Case Study:
Squash Labs

Sector: Software As A Service

Improve the existing customer experience for a new Software as a Service (SaaS) start-up to drive customer acquisition, decrease churn, and help drive revenue.
Segmentation of customers into specific segments and designed experiences specific to both. This segmentation and experience design uncovered an entirely new revenue opportunity for the technology that was never considered. Customer acquisition increased, churn decreased, and there was a noticeable increase in overall revenue.
Over the last 2 years, the small but dedicated team behind Squash Labs has been busy building an exciting new platform for software developers to easily test their applications. Integrating seamlessly with GitHub (a platform for developers to share and jointly work on code), the Squash platform provides a fast, easy, and transparent way for development teams to test their work through the web. The team secured some financing and recently released their first market-ready version, garnering excellent reviews from their growing user base.

Like any early-stage startup, customer acquisition and retention are their biggest challenges. The Squash team uses sophisticated tools to gather and analyze data about their users, using a wide variety of metrics to track use throughout their platform. However, understanding the motivations behind this behaviour is never immediately obvious from this typical data collection. They were seeing high states of churn from potential customers after signing up for a product trial and were unsure why. Furthermore, as they scaled up they were encountering more and more resistance from large-scale enterprises and wanted to understand know more.

Recognizing the need to continue to improve their acquisition strategy and minimize churn, while needing to make the right decision on where to invest their limited resources, Squash Labs approached Nucleus Strategies with a question:

Can design thinking help acquire customers faster, retain more of them, and inform business development?

To ensure the work was human-centred, the collaboration began by reviewing the customer data to determine how and where customers were leaving Squash, and listening to the sales and support team around purchasing data and their experiences.

Then, the entire team participated in a series of workshops to visualize and map out the journeys of their customers from both the perspective of their customer and from the perspective of the Squash team. Once these workshops were completed, Nucleus conducted field research with both active customers and customers that had recently left the platform and the Squash team.

As a result of this exploration, a few themes emerged:

  • The people who use the platform (developers) and the people who authorize purchasing the license (CFO, CTO, VPEng) are usually different people and should be treated as unique customer segments.
  • These different segments have very different goals, aims, and jobs-to-be-done.
  • The non-developer segment was not represented in the current experience.
  • There were a number of gaps in the onboarding/sales process in the current experience.

Given these insights, the Squash team and Nucleus Strategies redefined the problem:

Can we use design thinking to meet the needs and expectations of both customer segments that results in increased customer acquisition, reduced churn, and increased revenue?

Given these insights, the Squash team and Nucleus Strategies redefined the problem:

Can we use design thinking to meet the needs and expectations of both customer segments that results in increased customer acquisition, reduced churn, and increased revenue?

Building on the insights from the exploratory phases, Nucleus and the Squash team set out to explore possible solutions to the problem.
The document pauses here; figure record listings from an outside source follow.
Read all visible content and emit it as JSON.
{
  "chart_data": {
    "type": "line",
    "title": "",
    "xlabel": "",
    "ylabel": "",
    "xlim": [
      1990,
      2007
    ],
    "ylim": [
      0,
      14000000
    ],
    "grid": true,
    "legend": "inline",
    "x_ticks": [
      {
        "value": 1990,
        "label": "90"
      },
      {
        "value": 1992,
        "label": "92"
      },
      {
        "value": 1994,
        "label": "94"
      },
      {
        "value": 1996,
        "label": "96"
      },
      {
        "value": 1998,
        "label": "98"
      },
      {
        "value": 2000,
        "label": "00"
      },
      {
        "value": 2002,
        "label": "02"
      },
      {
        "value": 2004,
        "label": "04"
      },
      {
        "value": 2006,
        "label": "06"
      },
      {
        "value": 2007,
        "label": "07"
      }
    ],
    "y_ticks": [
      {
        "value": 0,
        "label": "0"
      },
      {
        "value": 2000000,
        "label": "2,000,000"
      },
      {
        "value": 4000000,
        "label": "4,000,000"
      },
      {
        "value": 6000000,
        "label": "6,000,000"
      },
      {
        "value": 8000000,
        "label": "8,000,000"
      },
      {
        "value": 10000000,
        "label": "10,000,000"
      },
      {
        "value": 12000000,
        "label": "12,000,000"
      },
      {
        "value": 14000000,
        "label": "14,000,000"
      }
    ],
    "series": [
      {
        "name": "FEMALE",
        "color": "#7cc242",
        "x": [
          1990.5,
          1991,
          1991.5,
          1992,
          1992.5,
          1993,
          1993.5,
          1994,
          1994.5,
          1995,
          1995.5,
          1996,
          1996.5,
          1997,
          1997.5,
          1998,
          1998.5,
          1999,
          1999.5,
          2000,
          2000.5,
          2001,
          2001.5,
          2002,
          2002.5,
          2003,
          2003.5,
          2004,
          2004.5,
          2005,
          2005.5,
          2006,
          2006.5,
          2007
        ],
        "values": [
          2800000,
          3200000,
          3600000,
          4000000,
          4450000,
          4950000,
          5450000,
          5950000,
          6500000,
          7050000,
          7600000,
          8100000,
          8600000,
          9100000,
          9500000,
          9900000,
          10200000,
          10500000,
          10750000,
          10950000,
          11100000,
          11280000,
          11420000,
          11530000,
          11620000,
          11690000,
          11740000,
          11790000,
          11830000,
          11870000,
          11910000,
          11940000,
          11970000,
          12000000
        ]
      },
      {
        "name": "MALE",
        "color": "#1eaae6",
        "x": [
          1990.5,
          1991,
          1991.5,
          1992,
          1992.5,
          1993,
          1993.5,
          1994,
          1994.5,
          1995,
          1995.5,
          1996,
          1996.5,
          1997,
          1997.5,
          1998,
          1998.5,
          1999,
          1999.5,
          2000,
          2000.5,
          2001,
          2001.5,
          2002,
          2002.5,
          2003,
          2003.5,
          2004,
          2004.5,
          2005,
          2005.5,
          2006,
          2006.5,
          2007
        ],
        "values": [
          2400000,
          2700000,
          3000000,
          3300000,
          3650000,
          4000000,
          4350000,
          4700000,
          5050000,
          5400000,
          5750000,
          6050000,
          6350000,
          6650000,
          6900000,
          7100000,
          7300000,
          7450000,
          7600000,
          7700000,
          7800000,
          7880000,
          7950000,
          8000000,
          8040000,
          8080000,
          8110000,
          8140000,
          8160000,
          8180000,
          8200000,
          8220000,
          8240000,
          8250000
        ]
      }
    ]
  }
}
Using ideation workshops to explore possibilities, the team developed a targeted list of solutions to test.

Prototypes of landing pages, ad campaign collateral, sales materials, and short demo videos were developed and tested with actual customers in both segments. The results were clear: segmenting the customer journeys was enthusiastically received by all involved. Response was so positive, the team rapidly developed full-fidelity versions of the resulting sales and marketing collateral and deployed them into the market as soon possible.

As a result, a plateauing customer acquisition curve returned to one showing steady improvement, while the number of conversions from trial to subscription noticeably increased.

However, the most exciting outcome came from the feedback from the non-developer segment.

Research into this segment revealed an entirely new revenue stream for the product that was quickly incorporated into their product roadmap. By spending time with this particular group, the team was able to foster a deep understanding of their particular needs and identified how a unique feature of the Squash platform could be used to deliver value to this segment.

This new revenue stream offers exciting possibilities for increased revenue projects and deeper market penetration, and could have a drastic impact on overall valuation. None of which would have been discovered through traditional analytics.